According to a survey by an American Christian clothing line, Datomana over a decade ago, the Christian clothing industry generated a whooping $4.5 billion from sales in one fiscal year. The report also showed that the industry was patronized mostly young adults and teenagers.
As at the year 2012, there were already hundreds of dedicated Christian clothing lines due to the massive cash flow and fewer players in the industry. Thousands of fashion startups considered it as a viable market due to the clusters of Christian communities around the world.
We’re here in 2017, and the trend hasn’t changed much in the United States. However, in Nigeria, there is no carved out niche for dedicated Christian clothing lines in Nigeria’s vast fashion industry. This makes it a fallow ground.
- The 2010 census in Nigeria revealed that Nigeria has a growing Christian community which accounted for 49.3% of the 140 million population. Today, the figure has risen beyond the threshold of 180 million, wherein more than 90 million are Christians by religion. Statistics also shows that Nigeria is a very religious country and the belief in God is at the apex. The potential customers are numerous.
- In 2015, Nigeria’s Textile and Leather industry (a major source of raw materials for the fashion industry) jointly produced goods worth $2.31 billion which accounts for 21.7% of revenue generate in the country’s manufacturing industry that year. The viability of the industry is not in question. The figures has increased drastically amidst poor economic challenges.
- Government policies towards the textile and allied industries is very favourable of late. As part of strategies to promote these industries, the federal government launched the “National Cotton, Textile and Garment Enterprise Policy”. This policy provided a suitable playing ground and has increased the number of foreign investors in the fashion industry drastically.
- Investors who choose to import machinery, equipment and other raw materials like dyes, chemicals, spares etc that are relevant to the textile or fashion industry will not be charged any import duty. Such imports will have VAT free period of 2 years within the time frame of 2015 and 2019.
- All textile manufactures in Nigeria are currently benefiting a tax free period which started from 2015 till date.
- In spite of the gross Government intervention to promote Made-In-Nigeria wears, many investors are yet to capture the Christian clothing industry that is still wandering in the open, compared to other fashion industries that are already saturated.
- Fashion is a way of exhibiting one’s identity. Millions of Nigerian youths will gladly to do that daily by flying Jesus branded wears.
- Anyone who decides to start such a line on a large scale will be ushered into a very monopolistic market, where he will be the major player.
- In the Eastern part of Nigeria the rush for customized Christian T-shirts is high. Everyone just wants to try them out. People travel far to get their wears branded. That notwithstanding, there is no major DEDICATED printing company that’s into it.
- Several christian organisations hold annual conferences where uniforms are mandatory. Most often that not, poorly customised polos, printed baseball caps and jeans are used for such conferences. This accounts for more than 60% of the customised clothing’s produced in the country annually.

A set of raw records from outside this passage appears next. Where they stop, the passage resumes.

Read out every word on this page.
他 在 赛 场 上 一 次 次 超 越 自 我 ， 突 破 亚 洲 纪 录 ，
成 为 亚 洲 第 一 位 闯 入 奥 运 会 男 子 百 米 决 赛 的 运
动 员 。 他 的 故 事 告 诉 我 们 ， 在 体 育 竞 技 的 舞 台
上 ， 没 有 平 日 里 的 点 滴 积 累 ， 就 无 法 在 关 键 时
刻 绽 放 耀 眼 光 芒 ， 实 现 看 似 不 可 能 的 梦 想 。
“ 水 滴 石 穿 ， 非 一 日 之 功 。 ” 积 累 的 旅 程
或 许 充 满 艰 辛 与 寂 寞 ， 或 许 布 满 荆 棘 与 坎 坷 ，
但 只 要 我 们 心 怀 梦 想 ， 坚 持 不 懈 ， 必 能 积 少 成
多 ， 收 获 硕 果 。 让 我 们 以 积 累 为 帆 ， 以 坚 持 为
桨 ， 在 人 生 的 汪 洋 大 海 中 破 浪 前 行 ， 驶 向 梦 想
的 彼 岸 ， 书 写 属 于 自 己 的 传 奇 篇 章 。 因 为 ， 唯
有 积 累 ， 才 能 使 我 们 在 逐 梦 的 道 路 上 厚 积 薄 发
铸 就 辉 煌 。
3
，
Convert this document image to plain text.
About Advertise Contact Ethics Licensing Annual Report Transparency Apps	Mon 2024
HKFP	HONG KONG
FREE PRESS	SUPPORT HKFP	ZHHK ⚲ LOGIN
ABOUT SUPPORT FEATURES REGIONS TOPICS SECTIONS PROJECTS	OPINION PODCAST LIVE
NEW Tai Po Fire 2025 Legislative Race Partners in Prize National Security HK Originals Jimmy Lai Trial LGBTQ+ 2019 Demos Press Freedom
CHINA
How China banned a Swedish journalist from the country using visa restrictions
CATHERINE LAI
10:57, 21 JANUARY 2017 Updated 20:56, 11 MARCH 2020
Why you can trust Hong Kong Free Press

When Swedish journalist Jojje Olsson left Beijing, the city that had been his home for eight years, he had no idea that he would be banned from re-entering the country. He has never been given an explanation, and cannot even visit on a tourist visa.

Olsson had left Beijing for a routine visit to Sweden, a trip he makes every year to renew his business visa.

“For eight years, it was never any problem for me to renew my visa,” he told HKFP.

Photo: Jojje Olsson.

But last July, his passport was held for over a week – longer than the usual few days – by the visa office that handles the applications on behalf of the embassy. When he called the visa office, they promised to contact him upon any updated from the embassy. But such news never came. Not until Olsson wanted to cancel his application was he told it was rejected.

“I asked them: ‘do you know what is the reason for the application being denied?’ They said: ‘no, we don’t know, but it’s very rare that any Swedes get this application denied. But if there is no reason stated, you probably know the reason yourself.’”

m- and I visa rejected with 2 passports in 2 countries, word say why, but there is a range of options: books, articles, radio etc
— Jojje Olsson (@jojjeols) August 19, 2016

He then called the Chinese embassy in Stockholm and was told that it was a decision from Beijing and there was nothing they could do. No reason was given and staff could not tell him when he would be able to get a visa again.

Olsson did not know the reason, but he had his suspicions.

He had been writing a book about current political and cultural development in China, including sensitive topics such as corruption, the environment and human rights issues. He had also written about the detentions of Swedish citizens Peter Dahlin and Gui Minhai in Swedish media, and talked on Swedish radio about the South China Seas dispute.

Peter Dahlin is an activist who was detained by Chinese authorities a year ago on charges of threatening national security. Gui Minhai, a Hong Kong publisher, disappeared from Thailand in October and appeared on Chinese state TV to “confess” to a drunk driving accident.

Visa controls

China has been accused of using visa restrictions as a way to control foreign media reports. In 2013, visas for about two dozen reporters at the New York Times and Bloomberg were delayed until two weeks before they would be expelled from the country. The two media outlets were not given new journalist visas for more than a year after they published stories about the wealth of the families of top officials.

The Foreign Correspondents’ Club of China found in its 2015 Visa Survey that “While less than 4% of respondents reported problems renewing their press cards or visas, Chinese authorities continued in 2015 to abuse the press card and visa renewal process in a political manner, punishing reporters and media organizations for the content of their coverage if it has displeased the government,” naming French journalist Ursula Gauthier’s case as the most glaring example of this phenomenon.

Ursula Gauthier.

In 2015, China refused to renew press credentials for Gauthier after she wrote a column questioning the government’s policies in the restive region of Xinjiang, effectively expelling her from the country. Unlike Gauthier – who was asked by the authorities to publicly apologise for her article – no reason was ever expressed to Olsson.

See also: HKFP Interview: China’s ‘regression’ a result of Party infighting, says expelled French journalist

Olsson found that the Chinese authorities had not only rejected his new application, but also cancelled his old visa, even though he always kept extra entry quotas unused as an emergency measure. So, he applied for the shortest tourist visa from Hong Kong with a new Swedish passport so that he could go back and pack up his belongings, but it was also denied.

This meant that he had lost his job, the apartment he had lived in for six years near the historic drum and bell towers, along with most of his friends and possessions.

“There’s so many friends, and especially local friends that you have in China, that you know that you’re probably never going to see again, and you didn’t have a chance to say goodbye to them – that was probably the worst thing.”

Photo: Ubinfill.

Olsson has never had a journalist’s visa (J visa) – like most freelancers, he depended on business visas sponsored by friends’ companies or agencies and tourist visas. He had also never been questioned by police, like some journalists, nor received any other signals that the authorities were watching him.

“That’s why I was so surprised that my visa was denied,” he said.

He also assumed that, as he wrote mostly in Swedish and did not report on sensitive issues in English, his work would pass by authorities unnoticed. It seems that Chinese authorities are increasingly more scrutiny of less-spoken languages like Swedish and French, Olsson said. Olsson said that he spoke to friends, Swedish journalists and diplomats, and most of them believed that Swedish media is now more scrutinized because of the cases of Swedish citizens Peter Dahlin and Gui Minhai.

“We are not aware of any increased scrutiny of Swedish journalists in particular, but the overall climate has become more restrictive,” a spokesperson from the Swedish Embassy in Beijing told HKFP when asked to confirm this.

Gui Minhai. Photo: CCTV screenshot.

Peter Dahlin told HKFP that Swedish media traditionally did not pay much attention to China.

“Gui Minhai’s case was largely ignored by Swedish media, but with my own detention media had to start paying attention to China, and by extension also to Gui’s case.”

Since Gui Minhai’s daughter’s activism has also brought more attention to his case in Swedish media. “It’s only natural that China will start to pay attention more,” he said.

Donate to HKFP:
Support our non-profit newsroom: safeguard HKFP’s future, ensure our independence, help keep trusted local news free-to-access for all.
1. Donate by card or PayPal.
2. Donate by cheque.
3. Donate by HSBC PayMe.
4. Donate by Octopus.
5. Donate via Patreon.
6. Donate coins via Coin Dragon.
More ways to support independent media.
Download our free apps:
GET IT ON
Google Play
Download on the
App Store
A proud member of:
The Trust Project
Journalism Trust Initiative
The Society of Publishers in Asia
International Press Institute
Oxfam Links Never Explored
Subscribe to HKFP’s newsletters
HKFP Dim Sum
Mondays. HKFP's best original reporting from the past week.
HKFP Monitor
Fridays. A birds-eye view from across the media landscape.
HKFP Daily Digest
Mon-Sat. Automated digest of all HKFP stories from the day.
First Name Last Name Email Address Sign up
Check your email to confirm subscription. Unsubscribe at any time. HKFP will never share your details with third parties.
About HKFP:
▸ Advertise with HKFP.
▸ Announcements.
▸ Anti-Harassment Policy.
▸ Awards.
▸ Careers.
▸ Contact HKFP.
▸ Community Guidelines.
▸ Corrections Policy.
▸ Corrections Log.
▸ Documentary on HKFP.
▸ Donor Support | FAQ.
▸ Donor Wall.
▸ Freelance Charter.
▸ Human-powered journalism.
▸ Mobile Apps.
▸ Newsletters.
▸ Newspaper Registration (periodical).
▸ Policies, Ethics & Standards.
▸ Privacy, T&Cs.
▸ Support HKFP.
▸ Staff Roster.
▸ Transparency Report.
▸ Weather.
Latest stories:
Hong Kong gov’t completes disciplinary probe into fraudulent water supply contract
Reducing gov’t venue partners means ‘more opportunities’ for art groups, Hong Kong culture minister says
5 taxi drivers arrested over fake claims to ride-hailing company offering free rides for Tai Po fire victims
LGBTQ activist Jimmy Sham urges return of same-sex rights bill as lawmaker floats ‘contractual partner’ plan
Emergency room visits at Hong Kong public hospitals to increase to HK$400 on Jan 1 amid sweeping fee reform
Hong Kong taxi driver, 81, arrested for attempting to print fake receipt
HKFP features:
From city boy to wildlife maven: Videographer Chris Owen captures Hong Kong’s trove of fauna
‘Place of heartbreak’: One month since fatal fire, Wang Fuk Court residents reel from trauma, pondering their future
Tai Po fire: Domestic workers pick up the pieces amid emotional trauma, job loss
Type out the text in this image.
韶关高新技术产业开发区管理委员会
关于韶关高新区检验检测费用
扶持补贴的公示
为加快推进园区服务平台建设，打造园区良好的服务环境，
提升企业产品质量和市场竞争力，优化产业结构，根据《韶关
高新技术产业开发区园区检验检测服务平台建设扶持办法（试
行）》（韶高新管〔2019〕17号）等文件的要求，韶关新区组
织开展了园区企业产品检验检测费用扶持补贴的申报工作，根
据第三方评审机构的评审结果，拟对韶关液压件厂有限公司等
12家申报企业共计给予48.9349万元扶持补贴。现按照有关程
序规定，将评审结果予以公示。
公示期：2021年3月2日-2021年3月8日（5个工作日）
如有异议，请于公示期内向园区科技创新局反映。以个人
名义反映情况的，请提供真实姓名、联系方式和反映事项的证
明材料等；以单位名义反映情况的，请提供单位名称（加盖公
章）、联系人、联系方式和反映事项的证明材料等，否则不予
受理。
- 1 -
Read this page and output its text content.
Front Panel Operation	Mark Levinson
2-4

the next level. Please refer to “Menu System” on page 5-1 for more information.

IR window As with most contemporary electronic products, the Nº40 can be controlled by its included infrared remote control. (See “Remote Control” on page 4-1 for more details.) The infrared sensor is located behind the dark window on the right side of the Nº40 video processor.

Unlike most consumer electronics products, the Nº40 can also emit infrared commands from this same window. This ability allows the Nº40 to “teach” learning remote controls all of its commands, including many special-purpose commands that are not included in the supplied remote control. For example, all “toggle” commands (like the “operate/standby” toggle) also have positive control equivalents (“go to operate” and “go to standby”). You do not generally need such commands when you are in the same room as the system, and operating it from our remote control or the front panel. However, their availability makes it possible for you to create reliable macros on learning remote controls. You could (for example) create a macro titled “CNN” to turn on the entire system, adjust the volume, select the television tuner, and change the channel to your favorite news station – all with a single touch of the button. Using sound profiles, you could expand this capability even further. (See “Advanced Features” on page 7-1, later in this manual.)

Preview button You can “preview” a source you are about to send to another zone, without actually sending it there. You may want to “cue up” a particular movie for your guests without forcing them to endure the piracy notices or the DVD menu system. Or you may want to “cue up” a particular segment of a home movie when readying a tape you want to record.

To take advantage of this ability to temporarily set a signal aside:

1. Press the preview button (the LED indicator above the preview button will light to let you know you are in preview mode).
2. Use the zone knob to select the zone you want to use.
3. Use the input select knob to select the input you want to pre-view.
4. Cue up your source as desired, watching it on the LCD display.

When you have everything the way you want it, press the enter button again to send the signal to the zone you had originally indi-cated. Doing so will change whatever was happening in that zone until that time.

- There is high level mediocrity in the Nigerian market. Anything goes. We’ve celebrated inferiority for a long time. This makes the market viable for anyone or firm with high quality products.
- Poor modesty in the Nigerian fashion industry is also a good boost. Most Christian families have resorted to buying “Ankara” materials for their children in a bid to dissociate them from the seemingly immodest fashion industry. Yea, I know such a family. Families like this will welcome any #Jesus branded clothing with open arms.
- There is a local market for some of the raw materials.
- There is currently no competition. Most fashion designers that produce customised Christian wears do that only on demands. They don’t have an established brand name solely for such wears.
- Your creativity will also give you a deep root in the industry. I’ve got crazy thoughts and my fashion sense is weird. I will really rock an Ankara that has an embroidered cross at the breast pocket or a Jacket with a lucid Christian inscription on the lapel. A clothing line that can consistently produce a variety of such has won my heart.
These reasons may not be enough, but they are pointers towards a potentially right direction.